Com a finalidade de auxiliar o planejamento e condução da auditoria para
avaliação de um Centro VTS, a publicação IALA Guideline G1101 "Auditing and Assessing
a VTS" fornece informações e orientações às Autoridades Competentes e Provedores de
VTS, com o objetivo de assegurar que:
a) existe a conformidade do VTS com as obrigações internacionais;
b) o desempenho técnico dos equipamentos atende aos objetivos planejados
para o VTS;
c) os objetivos operacionais estão sendo atendidos; e
d) o grau de risco identificado na determinação da necessidade do VTS foi
atenuado ou, pelo menos, reduzido a um nível aceitável.
Devido ao
caráter de auxílio eletrônico
à navegação de um
VTS, a
Organização Militar da Marinha do Brasil responsável por realizar VISITEC nesse âmbito
é o CAMR.
As VISITEC podem ser eventuais, por ocasião do pedido de licenciamento para
operação do Centro VTS ou anuais, com a finalidade de atestar a manutenção da
capacidade do VTS em operação para permanecer fornecendo o Serviço.
Para atingir o objetivo da VISITEC, serão realizados exercícios práticos de
acompanhamento e interação do Centro VTS com o tráfego marítimo local, sendo
necessária a utilização de embarcação do porte de um Rebocador de porto, dotada de
transceptor AIS e apta a navegar na área de cobertura do VTS. Na ocasião, também será
inspecionado o funcionamento dos sensores (radar, AIS, câmeras de vídeo etc.), dos
equipamentos de radiotelefonia e dos sistemas de gravação e reprodução de dados, por
meio de exercícios práticos de localização e identificação de embarcações.
Para a realização dos exercícios práticos (Exercício Dinâmico), a Autoridade
VTS deverá disponibilizar uma embarcação com AIS para embarque de um Oficial, com
a finalidade de simular o monitoramento do tráfego e situações previstas nos SOP.
Com relação ao pessoal VTS, serão verificados os lançamentos realizados nas
cadernetas registro e as qualificações dos OJTI. Quanto ao desempenho prático, os VTSO
e VTSS serão avaliados nas Posições Operacionais, seja por observação do serviço
ordinário de acompanhamento do tráfego, seja pela introdução de exercícios práticos,
que serão executados de forma a não interferir com a segurança da navegação.

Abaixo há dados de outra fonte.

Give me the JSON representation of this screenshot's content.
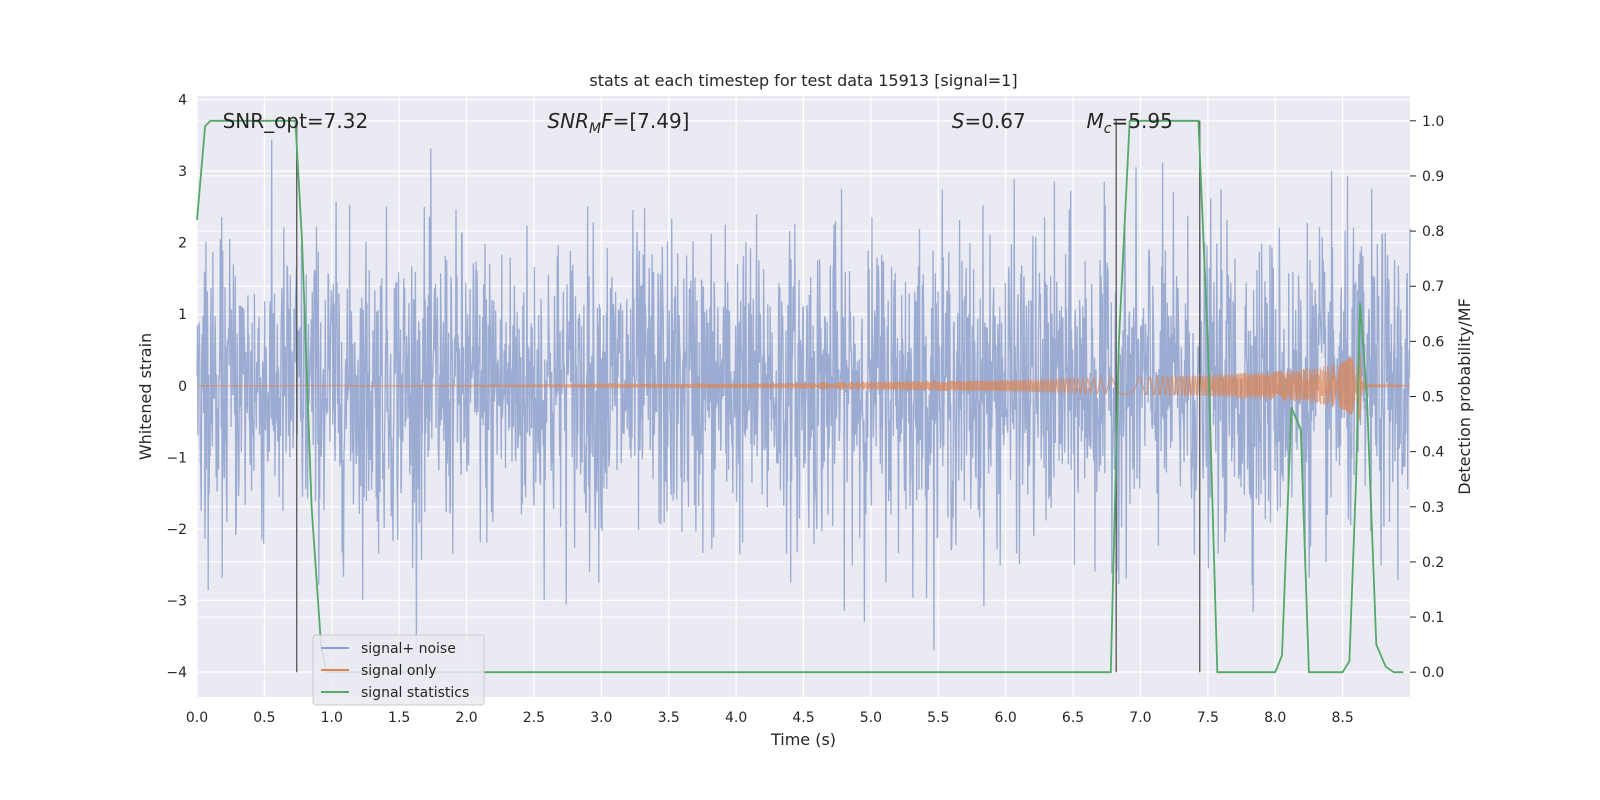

Ao final da VISITEC, será elaborado um relatório, com cópia para o AAM na
área em que o Centro VTS estiver situado e para o Provedor de VTS. De posse do
relatório, caso sejam constatadas irregularidades no serviço, a Diretoria de Hidrografia e
Navegação determinará as medidas de correção cabíveis ou, eventualmente, revogará a
Licença de Operação, nas situações em que houver comprometimento da segurança da
navegação ou descumprimento do estabelecido por estas Normas.
A
equipe
encarregada
da
VISITEC será
composta
de
até
cinco
(05)
componentes, cabendo ao CAMR elaborar as
instruções específicas para o seu
planejamento e execução.
As despesas (deslocamento, hospedagem e alimentação) referentes à equipe
que realizará a VISITEC serão custeadas pela AP ou Operador de TUP responsável pelo
VTS, devendo ser disponibilizado transporte aéreo para deslocamentos superiores a 250
Km, utilizando-se como referência a cidade de Niterói/RJ, onde está situado o CAMR.
O detalhamento das providências necessárias para subsidiar o planejamento,
condução das VISITEC e ações decorrentes, constam do anexo F desta norma.